The retailer has now met 138 of its 180 commitments under Plan A, which include ensuring all its products are sustainably sourced by 2015, having all new stores and warehouses achieve an “excellent” BREEAM rating and using the most environmentally efficient forms of packaging systems throughout its supply chain.

As well as achieving carbon neutrality and zero waste to landfill by its 2012 targets, the retailer also introduced a system to monitor the sustainability performance of new stores, completed large-scale trials of low-carbon transport for its fleets and installed renewable energy technologies at a five of its outlets.

To meet its 100% recycling target M&S installed recycling centres at all its sites, created a employee training programme and worked with suppliers to reuse waste in new products. For example, plastic waste is used to make carrier bags and cardboard to make food waste boxes.

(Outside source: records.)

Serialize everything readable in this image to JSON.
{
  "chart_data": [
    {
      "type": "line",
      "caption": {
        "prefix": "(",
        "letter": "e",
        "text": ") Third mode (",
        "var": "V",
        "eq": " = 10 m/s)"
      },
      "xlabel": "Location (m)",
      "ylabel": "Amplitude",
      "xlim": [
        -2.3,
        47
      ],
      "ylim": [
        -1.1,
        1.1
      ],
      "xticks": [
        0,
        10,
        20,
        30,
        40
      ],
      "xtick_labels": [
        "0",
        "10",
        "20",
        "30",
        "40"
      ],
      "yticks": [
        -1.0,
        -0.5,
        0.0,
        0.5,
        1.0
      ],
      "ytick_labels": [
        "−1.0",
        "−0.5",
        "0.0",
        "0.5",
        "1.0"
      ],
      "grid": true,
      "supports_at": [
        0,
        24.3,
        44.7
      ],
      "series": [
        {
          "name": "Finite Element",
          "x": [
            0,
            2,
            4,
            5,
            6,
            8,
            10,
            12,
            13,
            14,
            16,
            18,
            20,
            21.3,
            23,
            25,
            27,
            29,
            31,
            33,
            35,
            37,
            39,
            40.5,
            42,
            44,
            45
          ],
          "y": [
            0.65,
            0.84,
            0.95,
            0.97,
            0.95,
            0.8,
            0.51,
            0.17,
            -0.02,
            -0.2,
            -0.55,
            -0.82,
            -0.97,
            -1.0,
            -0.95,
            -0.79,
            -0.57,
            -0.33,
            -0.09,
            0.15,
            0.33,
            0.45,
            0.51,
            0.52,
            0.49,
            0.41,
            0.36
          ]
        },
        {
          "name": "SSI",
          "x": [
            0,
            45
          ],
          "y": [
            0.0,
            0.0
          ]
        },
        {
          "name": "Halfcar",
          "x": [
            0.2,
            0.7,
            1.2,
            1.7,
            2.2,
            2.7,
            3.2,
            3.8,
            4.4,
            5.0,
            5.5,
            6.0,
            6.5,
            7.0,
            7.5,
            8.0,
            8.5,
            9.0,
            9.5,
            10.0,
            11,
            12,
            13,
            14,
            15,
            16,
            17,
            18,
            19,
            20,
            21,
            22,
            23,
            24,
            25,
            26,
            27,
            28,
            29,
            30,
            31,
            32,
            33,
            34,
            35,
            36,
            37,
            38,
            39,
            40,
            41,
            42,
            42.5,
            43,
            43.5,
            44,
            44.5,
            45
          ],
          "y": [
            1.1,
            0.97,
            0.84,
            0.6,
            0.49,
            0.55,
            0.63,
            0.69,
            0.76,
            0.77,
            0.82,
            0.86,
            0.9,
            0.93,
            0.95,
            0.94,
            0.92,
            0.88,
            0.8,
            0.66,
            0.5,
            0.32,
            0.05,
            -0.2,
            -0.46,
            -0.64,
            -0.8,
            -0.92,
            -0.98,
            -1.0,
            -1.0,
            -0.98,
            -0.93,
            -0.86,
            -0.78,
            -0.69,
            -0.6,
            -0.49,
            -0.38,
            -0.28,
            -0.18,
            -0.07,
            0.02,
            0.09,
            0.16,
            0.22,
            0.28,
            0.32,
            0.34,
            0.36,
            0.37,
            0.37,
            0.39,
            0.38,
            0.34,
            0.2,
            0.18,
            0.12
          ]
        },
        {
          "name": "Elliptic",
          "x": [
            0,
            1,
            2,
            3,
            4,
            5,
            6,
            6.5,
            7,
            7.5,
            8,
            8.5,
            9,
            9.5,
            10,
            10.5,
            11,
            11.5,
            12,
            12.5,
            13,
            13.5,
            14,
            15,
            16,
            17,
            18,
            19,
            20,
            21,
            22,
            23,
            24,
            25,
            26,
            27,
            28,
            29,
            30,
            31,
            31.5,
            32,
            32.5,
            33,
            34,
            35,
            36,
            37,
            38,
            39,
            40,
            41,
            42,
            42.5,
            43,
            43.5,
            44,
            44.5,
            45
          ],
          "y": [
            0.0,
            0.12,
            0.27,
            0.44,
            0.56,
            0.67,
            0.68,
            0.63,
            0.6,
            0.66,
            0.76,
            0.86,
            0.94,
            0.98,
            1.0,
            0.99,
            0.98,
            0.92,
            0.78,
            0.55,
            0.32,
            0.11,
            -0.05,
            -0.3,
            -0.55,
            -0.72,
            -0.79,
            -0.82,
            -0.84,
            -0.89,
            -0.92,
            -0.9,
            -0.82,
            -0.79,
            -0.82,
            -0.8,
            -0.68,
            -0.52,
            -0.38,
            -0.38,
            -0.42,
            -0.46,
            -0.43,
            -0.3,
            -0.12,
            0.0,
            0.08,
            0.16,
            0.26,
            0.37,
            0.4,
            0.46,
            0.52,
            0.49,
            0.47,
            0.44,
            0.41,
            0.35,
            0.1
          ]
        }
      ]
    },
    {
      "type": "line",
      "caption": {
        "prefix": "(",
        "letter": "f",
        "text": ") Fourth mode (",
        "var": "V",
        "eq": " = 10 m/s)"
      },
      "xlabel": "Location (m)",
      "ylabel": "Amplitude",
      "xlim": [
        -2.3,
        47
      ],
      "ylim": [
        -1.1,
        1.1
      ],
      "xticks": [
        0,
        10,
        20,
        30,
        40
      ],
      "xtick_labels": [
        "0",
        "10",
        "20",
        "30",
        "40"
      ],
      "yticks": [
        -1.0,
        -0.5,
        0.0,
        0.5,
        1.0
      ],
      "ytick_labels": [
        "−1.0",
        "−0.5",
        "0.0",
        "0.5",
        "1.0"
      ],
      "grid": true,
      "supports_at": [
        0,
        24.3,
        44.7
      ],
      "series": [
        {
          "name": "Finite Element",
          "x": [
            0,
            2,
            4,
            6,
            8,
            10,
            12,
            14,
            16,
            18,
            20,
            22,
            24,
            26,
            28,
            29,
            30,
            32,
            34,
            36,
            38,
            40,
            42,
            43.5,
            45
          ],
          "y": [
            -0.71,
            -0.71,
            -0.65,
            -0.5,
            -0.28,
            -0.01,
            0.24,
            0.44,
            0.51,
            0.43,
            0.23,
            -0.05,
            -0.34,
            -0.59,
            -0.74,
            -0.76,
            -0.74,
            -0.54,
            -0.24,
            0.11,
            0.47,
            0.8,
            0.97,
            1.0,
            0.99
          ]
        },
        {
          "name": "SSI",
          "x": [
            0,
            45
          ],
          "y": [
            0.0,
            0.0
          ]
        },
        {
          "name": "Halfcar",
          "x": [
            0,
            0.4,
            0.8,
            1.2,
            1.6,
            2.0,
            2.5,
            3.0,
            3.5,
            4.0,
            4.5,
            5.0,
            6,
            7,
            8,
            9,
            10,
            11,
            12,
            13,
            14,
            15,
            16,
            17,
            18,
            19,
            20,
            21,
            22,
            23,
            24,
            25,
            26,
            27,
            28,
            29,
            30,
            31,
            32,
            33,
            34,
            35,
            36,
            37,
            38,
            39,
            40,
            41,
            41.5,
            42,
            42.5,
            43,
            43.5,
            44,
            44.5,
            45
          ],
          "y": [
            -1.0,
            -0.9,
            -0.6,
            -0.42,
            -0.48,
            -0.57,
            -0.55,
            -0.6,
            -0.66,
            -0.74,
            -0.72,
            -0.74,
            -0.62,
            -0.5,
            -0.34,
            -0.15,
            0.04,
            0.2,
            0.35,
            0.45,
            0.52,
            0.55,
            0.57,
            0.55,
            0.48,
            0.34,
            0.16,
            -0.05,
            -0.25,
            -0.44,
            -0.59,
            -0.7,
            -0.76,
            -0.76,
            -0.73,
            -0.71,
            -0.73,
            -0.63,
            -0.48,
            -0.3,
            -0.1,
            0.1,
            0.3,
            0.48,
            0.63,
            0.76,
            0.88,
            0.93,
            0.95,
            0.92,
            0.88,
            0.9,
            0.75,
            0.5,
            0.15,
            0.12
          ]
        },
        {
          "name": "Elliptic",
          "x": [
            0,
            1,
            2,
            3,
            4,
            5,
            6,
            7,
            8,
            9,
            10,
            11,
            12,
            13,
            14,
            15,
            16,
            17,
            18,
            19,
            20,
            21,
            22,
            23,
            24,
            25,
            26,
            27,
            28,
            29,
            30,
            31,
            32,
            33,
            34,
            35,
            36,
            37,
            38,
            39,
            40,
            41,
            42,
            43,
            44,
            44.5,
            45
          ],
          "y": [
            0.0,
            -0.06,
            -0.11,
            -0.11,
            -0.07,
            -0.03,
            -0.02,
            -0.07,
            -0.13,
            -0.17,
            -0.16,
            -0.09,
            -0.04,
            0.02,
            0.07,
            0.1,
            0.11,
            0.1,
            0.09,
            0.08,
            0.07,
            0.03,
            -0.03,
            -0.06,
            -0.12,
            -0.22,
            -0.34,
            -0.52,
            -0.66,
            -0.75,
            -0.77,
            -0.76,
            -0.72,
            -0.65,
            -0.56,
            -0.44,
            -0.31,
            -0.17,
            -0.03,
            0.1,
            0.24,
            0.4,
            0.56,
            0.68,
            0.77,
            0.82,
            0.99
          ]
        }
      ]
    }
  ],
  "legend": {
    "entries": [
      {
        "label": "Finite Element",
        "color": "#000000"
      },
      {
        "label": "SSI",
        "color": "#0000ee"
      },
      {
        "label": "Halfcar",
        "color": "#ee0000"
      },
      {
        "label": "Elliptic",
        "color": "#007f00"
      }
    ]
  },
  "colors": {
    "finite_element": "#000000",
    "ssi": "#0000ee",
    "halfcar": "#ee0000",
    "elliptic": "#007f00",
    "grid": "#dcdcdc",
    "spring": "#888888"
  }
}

2012 also saw the retailer launch its “Shwopping” campaign, which asks customers to bring in old clothes for recycling when they buy new clothes, in a bid to encourage more sustainable consumption patterns.

The annual progress report also reveals that M&S has failed to meet six of its commitments, including only cutting water usage by 18%, against its target of 20%; it has now set a new 25% reduction target to be met by 2015.

Difficulties with the availability of sustainable supplies of wood and cotton, meant that the firm missed goals to source all of the wood it uses from certified sustainable sources by 2012 (achieving 84%), and its aim to manufacture 20 million garments from Fairtrade Cotton. Despite these setbacks M&S reiterates its commitment to sourcing 100% of its wood sustainably, although it does not set a date by which it will achieved this.

In the report, M&S confirms that it has decided to abandon its commitment to use biodiesel for the time being over concerns of the sustainability of biofuel crops. “Whilst we still believe that biodiesel may play an important role in the future we’ve been advised that these newer fuels are still several years away from becoming commercially available,” it states.